Abstract

Objectives: Improved life expectancy and the need for robust tools to monitor renal safety of emerging new therapies have fueled the interest in renal function in patients with Duchenne muscular dystrophy (DMD). We aimed to establish methodology for studying renal function in patients with DMD and using this methodology, to describe their renal function in detail. Methods: Twenty participants (5–22years old) were selected for a prospective cross-sectional study. Medical history was obtained and all patients underwent a physical examination, 24-h ambulatory blood pressure monitoring, ultrasound of the kidneys, 51 Cr-EDTA for GFR measurement (mGFR), blood and urine analysis. Results: Between February 2013 and July 2013, twenty patients were included. The median age was 15.5years. Twelve patients were treated with corticosteroids.
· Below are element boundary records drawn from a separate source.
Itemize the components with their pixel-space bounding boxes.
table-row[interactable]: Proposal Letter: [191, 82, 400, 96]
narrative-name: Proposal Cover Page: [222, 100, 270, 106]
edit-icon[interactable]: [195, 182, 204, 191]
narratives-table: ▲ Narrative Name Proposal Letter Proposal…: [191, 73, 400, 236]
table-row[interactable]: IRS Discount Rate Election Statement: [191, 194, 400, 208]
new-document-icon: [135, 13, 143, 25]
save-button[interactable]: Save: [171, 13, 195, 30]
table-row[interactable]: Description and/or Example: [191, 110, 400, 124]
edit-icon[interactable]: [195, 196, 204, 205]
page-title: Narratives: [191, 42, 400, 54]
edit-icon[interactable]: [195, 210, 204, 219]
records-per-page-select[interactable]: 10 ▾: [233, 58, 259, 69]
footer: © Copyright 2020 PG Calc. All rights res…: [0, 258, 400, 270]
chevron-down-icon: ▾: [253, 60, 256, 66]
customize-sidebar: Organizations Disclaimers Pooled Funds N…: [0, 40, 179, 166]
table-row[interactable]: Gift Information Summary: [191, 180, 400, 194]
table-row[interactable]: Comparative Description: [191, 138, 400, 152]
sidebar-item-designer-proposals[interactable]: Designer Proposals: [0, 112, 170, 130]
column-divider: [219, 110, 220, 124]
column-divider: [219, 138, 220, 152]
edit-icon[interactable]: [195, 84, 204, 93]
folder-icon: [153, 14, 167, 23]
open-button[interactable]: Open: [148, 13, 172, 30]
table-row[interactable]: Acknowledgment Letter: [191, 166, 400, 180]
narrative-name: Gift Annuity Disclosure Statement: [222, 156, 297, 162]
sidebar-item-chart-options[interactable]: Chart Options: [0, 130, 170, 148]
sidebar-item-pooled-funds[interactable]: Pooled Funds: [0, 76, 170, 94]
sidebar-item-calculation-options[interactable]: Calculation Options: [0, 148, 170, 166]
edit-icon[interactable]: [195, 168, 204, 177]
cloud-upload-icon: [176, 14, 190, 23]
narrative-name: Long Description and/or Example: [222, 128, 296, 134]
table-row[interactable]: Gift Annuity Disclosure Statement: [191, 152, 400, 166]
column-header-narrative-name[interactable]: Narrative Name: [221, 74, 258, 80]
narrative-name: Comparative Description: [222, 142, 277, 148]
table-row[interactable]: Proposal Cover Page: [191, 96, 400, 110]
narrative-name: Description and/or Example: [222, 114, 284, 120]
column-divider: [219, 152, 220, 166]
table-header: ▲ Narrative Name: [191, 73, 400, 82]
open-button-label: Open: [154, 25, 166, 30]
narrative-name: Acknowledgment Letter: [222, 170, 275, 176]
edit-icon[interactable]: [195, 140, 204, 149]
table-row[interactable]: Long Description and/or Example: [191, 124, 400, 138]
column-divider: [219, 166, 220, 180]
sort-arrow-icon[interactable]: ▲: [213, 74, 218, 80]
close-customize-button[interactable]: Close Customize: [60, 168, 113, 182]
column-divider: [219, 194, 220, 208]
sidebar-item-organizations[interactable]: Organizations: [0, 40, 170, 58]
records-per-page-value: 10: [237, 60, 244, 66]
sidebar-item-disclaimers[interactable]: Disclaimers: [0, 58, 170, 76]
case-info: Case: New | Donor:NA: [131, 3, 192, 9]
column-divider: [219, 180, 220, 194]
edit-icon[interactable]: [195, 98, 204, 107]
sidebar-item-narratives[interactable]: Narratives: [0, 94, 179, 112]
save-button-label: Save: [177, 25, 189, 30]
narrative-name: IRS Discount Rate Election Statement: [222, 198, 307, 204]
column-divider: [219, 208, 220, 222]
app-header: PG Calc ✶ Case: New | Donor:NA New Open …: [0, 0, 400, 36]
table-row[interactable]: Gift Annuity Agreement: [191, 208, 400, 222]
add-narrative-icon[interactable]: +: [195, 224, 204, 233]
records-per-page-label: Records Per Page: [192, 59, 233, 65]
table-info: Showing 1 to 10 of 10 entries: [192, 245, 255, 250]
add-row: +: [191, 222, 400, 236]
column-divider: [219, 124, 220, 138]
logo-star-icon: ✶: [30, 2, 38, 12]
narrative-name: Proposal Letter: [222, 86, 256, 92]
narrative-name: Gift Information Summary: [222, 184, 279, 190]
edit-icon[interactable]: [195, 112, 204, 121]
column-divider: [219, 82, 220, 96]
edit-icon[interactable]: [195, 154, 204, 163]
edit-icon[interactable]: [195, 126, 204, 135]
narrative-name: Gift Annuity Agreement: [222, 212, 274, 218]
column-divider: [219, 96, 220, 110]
Total protein/creatinine was increased in 17/18 patients, whereas 24-h urine protein was normal in 18/18 subjects. We detected nine patients with 51 Cr-EDTA GFR >P90 (135ml/min/m 2 ) and one patient with 51 Cr-EDTA GFR 2 . Median mGFR was 128ml/min/1.73m 2 . Nephromegaly (1 or 2 kidneys with a length >2SD) was found in 6/20 subjects. Hypertension (systolic and/or diastolic blood pressure >P95) was found in 9/20 subjects and a non-dipping profile was found in 13/20 subjects. Conclusions: This small prospective study demonstrates that urinary protein excretion expressed in mg creatinine is not reliable in DMD patients because of low urinary creatinine. We report a high prevalence of hyperfiltration, nephromegaly and hypertension corrected for body size. Our current findings on renal function and outcome in DMD patients require further studies to investigate the pathogenesis, the confounding issue of chronic steroid treatment and long-term prognosis.